Я поймал его взгляд и слегка склонил голову. На секунду между нами установилось молчаливое согласие. Арина, уловив это, осторожно сжала мою руку. Я понял: она тоже почувствовала. И в её глазах отразилось то же тепло, которое вдруг прокралось в мою душу, несмотря на весь холод зала. Я выдохнул. И отметил про себя: пожалуй, этот взгляд стоил куда больше, чем любые слова или награды.
Наконец, двери распахнулись настежь, и торжественно прозвучало:
— Его Императорское Величество!
Все поднялись. Я тоже встал на ноги, поправив манжет, и заметил краем глаза: Арина держалась спокойно, без дрожи, как будто всю жизнь только тем и занималась, что встречала императоров.

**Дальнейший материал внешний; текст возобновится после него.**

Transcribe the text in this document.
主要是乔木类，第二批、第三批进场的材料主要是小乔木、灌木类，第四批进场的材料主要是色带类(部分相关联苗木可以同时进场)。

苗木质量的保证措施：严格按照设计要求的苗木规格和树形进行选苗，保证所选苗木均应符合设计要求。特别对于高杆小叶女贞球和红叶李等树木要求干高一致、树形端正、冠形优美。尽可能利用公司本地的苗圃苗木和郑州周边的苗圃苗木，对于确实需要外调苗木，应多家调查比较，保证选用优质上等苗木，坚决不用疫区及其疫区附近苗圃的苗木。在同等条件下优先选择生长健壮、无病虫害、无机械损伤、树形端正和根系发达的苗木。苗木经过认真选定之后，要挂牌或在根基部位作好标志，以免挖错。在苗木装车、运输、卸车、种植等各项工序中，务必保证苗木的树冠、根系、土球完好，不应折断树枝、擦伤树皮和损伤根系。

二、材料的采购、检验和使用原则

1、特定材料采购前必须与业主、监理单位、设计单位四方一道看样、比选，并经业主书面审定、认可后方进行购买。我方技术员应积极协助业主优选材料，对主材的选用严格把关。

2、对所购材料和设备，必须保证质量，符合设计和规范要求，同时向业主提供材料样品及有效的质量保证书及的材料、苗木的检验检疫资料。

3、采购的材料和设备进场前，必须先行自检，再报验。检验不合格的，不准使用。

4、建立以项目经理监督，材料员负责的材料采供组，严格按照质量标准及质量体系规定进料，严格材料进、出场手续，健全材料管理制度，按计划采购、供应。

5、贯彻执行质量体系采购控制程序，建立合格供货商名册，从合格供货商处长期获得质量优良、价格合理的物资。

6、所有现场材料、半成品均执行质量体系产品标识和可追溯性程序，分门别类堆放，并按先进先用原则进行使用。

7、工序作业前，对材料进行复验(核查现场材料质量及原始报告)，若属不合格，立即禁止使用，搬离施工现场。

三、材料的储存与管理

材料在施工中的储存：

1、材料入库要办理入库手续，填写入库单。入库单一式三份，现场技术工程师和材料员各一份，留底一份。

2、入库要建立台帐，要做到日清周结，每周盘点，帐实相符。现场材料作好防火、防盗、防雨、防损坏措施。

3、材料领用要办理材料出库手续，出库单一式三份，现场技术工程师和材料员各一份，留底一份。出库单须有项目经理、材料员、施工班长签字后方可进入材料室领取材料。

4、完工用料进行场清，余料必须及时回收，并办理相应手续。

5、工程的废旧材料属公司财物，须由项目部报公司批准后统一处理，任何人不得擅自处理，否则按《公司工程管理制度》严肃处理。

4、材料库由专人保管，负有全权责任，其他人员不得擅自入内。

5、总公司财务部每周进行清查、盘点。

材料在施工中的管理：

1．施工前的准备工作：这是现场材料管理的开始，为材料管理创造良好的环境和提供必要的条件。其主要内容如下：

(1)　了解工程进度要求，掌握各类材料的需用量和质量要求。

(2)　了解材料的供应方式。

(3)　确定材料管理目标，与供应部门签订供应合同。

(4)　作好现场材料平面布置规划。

В зал вошёл сам Император, в белом, как и все, но разница была очевидна: на нём белый цвет смотрелся не как одежда, а как символ. Герб на груди сверкал золотом так ярко, что на мгновение я прищурился.
Оркестр, затаившийся у дальней стены, вдруг взял первые ноты гимна. Трубы и скрипки поднялись вместе, наполнив зал музыкой, от которой даже дорожки, казалось, встали по стойке «смирно».
Я поймал себя на мысли: музыка звучит прекрасно, величественно… но слишком уж громко. Прямо как вся эта церемония. Империя явно боялась, что мы забудем, где находимся.
— Надеюсь, гимн не повторят на бис, — тихо пробормотал я, наклоняясь к Арине.
Она едва заметно улыбнулась, глаза её блестели. И я подумал, что даже в этой торжественной обстановке, среди сотни белых костюмов и тысяч свечей, самое настоящее и живое — это её улыбка рядом.
Император встал перед троном. Движение было неторопливым, но в нём чувствовалась та уверенность, которая не требует лишних жестов. Он не спешил говорить, а просто смотрел.
Взгляд его медленно скользил по залу, задерживаясь то на одном ряду, то на другом. И в это мгновение я ощутил, как сила повелителя словно сгущается в воздухе. Она легла тяжёлым покрывалом на плечи присутствующих, прижимая к креслам и дорожкам. Вдохнуть стало труднее, как будто весь зал оказался в глубокой воде.
Я заметил, что почти все опустили головы. Кто-то подчинившись привычке, кто-то не выдержав тяжести императорского взгляда. Белые костюмы и платья вдруг перестали казаться нарядными и превратились в некое подобие униформы покорных.